Что–то молнией прошло по лицу девушки. Не следовало так говорить.
— Ты меня прости, дорогая. В уезде, конечно, тебе больше будет работы, чем здесь. Таким, как мы с тобой, в деревне больше дела, чем в городе, говорила и повторяю это. Вот у меня эти ребята; ведь все, что я им в школе дам, семья истребит. Ведь это чьи дети? Мелких собственников, кустарей, лавочников. Когда еще у нас тут рабочий класс подрастет! А там, в уезде, — завидую тебе, — будешь целину поднимать. Каждый раз, как ты по деревням ездила, такая возвращалась свежая, бодрая, любо было глядеть на тебя. Нет, право же, завидую тебе…
«Впрочем, что же это говорю я ей, пошлости какие», — перебила она себя мысленно. И горячо колыхнулось внутри: «Ребят своих обидела, ребята хорошие». Как у нее всегда бывало в такие минуты, она схватилась за свою муфту, валявшуюся не на месте, и села с муфтой к себе на кровать.
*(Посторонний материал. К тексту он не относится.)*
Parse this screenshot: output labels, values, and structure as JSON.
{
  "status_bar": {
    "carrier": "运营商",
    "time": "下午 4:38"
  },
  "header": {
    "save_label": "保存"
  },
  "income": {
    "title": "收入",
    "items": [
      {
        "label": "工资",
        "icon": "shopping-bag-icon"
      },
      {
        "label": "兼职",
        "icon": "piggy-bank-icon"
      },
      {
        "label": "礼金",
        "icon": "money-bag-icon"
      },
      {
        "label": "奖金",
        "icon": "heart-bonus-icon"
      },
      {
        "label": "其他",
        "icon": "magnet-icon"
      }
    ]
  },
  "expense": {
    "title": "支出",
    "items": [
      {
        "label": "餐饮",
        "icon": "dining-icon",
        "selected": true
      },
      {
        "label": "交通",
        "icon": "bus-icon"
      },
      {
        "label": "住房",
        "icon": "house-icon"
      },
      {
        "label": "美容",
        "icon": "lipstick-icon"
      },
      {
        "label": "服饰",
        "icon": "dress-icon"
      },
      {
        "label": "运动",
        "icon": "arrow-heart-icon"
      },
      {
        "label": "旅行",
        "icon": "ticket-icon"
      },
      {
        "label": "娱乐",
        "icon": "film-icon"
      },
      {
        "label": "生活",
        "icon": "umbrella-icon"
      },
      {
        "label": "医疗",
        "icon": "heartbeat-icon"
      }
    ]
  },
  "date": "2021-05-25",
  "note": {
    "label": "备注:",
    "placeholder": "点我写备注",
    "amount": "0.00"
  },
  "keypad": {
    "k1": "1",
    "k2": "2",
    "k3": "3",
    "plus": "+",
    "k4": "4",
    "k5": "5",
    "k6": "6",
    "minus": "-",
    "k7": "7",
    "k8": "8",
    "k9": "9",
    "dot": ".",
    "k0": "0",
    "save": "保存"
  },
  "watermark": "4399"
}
— А знаешь, Марджик, удивительный это был тогда человек на бирже!
И на этот раз старая учительница говорила из глубины души и без всякой задней мысли:
— Помнишь, я тебе рассказывала, рыжий, в разбитых очках? Странно, право, как взгляну на муфту, вспоминаю его. Удивительно он про мою муфту сказал. Непохожий такой человек, вот бы тебе с кем познакомиться!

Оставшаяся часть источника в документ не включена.